Camera IconThe residential property index was 16.8 per cent higher over the year. Credit: AAP

House prices across the country rose 6.7 per cent in the June quarter, the fastest pace in quarterly growth in at least 18 years, the latest data from Australian Bureau of Statistics shows.

Prices in all cities, apart from Perth and Darwin, rose at rates not seen in many years.

The residential property index, which is the weighted average of Australia’s eight capital cities, was 16.8 per cent higher over the year.

Perth prices rose 4.8 per cent in the three-month period - up 15 per cent for the year to the end of June - well behind Canberra’s 8.2 per cent quarterly surge, which took 12-month growth to 19.1 per cent.

Sydney prices rose 8.1 per cent to take growth to 19.3 per cent for the 12-month period while the markets in Melbourne, Hobart, Brisbane and Adelaide all recorded quarterly rises above 5 per cent.

“The continued growth in property prices was occurring at a time of record low interest rates,” ABS head of prices statistics Michelle Marquardt said.

“Persistently low levels of stock on the market were being met with strong demand and properties transacting at an increasingly rapid rate.”

The total value of Australia’s 10.7 million residential dwellings rose by $596.4 billion to $8.9 trillion in the June quarter, the largest quarterly rise since ABS began the series in 2003.

The mean price of residential dwellings in Australia rose by $52,600 to $835,700.

More up-to-date data complied by CoreLogic showed annual house prices rose 18.4 per cent in the year to August.

Reserve Bank of Australia assistant governor for economics Luci Ellis told Federal politicians supply was a major factor in driving prices higher.

“You don’t increase affordability by giving people more money to spend on housing. All that does is bid up prices,” Dr Ellis told an inquiry into housing affordability and supply.

“You certainly don’t improve people’s welfare by making it easier for people to borrow more and more.”

She said that was the policy solution that was chosen in the US in the 2000s, which resulted in the global financial crisis.

Building more homes would not bring down prices either, but it did matter, she said.

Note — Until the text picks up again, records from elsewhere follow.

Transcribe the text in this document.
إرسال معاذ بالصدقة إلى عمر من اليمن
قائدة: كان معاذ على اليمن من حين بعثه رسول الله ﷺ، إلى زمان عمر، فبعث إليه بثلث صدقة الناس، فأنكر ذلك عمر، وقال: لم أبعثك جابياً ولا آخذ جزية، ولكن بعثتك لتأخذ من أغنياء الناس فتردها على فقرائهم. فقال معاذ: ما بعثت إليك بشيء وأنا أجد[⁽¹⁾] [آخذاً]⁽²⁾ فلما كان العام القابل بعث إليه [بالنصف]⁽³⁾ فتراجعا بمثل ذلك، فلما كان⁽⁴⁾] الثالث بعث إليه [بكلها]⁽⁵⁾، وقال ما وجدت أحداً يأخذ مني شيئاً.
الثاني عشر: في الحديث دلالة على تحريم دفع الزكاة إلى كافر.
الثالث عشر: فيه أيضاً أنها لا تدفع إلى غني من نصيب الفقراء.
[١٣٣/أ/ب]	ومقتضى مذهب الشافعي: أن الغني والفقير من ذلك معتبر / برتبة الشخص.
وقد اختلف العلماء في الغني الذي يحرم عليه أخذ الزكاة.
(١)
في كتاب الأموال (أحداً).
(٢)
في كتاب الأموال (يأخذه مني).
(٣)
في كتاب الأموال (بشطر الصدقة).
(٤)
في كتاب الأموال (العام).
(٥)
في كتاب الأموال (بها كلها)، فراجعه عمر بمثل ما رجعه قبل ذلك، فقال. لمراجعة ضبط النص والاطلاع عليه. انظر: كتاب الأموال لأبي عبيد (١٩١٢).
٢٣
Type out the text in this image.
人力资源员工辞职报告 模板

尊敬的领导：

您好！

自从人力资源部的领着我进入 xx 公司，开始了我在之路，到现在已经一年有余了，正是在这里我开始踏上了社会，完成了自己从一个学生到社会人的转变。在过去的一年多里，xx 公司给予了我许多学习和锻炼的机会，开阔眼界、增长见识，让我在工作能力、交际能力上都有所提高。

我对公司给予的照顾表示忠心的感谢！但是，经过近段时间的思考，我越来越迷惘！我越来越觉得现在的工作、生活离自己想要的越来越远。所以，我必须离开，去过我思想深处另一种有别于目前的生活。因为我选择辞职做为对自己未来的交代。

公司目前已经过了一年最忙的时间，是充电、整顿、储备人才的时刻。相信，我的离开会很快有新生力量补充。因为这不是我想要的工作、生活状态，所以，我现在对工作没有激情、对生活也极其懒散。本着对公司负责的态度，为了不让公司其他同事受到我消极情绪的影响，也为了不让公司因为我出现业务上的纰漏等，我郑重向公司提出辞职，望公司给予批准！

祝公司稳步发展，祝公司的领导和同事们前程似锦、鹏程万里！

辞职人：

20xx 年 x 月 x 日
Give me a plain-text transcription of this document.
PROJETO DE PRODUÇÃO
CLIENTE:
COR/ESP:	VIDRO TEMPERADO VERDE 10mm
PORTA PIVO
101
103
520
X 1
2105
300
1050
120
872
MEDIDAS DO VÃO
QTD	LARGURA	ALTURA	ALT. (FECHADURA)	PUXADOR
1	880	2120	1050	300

“The important point is if you want lower housing prices you don’t get there by increasing demand,” she said.

Treasury officials told the House of Representatives standing committee on tax and revenue that government initiatives have assisted homebuyers over the hurdle of saving for a deposit.

But Crystal Ossolinski, director of the department’s domestic demand unit, said interest rates had a key impact on the housing market.

“Over the past year we’ve seen debt servicing increase a little bit, it certainly has not increased in line with prices and this reflects interest rates rates have fallen dramatically,” she said.

The RBA’s cash rate, which steers the interest rate on mortgages offered by retail banks, sits at a record low 0.1 per cent.

The central bank does not expected to lift the rate before 2024.

Treasury officials dismissed the suggestion that housing investors had a more beneficial tax arrangement over owner-occupiers, such as through negative gearing and the capital gain tax gains.

They pointed out that owner-occupiers didn’t pay any capital gains on their property, which is also not included in the pension assessment.

They argued investors added to housing supply by renting out their properties, which also keeps rents low.

But they said State government zoning needed to be looked at, along with stamp duty, which might help affordability.